Step 9: Navigate to the Project Creator.
Details
In the Project Details step, following the following steps:
Step 10: Name your project Preannotated Alice In Wonderland
.
Step 11: (Optional) Give your project a description such as This project has an annotated dataset
.
Step 12: Specify the project task configuration as Entity and Closed Relation Annotation
.
Step 13: Click Next
to proceed to the Project Dataset step.
Dataset
Step 14: Next, we need to choose the dataset for the project. Since we are creating a preannotated project, select the preannotated dataset that we created earlier. The dataset will have the value True
in the Annotated
column. Click on the Labelled Alice In Wonderland
dataset (Figure 7).
Step 15: Click Next
to move to the Project Ontologies step.
Ontology Resources
Step 16: For the Ontology Resources, you must select the ontology resources that were used when creating your preannotated dataset. To make this easy, QuickGraph automatically disables all of the resources except those linked to the annotated dataset (Figure 8). Click on the ✓
to select the visible resources (Figure 9).
Step 17: Click Next
to move to the Project Preannotation step.
Preannotation
In the Preannotation step, decide whether the preannotations in your dataset should be accepted or simply suggested (see Concepts - Annotation for more details). By default, the selection will be set to what the blueprint dataset has.
Step 18: Leave the checkbox checked. We want the annotations to be set as suggestions. Your screen should resemble Figure 10.
Step 19: Click Next
twice to move to the Project Review step.
Review
Step 20: Finally, review your project details before creation. Ensure everything is correct, then click Create
to create the project.
Project creation may take a few minutes for projects using large preannotated datasets. Please be patient during this process.
Project Annotation
Step 21: Upon successful creation of your project, it's time to examine the Annotation View. You can access this by locating your project in the Project Explorer and clicking on the Annotate
button. This will bring you to the interface depicted by Figure 12.

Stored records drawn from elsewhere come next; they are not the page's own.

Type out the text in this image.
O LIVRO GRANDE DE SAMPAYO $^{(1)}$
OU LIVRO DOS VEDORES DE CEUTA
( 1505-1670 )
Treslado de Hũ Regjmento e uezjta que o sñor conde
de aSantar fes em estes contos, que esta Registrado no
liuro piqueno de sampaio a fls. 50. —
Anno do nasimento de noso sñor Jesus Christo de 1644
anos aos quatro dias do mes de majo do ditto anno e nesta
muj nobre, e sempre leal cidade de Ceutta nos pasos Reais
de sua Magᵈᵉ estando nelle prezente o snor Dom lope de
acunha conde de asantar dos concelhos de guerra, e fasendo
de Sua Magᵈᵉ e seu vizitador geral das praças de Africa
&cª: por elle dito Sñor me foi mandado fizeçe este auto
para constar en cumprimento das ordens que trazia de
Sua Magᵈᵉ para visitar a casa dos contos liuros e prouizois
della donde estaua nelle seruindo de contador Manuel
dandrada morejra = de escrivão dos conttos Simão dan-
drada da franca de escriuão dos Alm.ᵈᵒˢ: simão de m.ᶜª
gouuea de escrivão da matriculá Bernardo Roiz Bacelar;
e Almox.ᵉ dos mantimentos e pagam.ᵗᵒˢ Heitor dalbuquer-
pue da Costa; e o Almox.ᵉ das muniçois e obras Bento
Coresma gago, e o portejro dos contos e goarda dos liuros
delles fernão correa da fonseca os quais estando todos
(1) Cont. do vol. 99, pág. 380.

Switching to Relation Mode will reveal the complete array of preannotations we incorporated into the dataset. Initiating projects with preannotations is a highly effective method to expedite data collection by allowing for error corrections. It also minimises the steps needed to apply entity labels and relations.
Just like in standard projects, after inviting collaborators, you can assign them dataset items that are already preannotated. This facilitates a smoother and quicker start for them, further accelerating the data collection process.
Congratulations! 🎉 You've successfully created your first preannotated dataset and used it to establish a preannotated project. Now, you're ready to harness the power of preannotations for your future endeavors.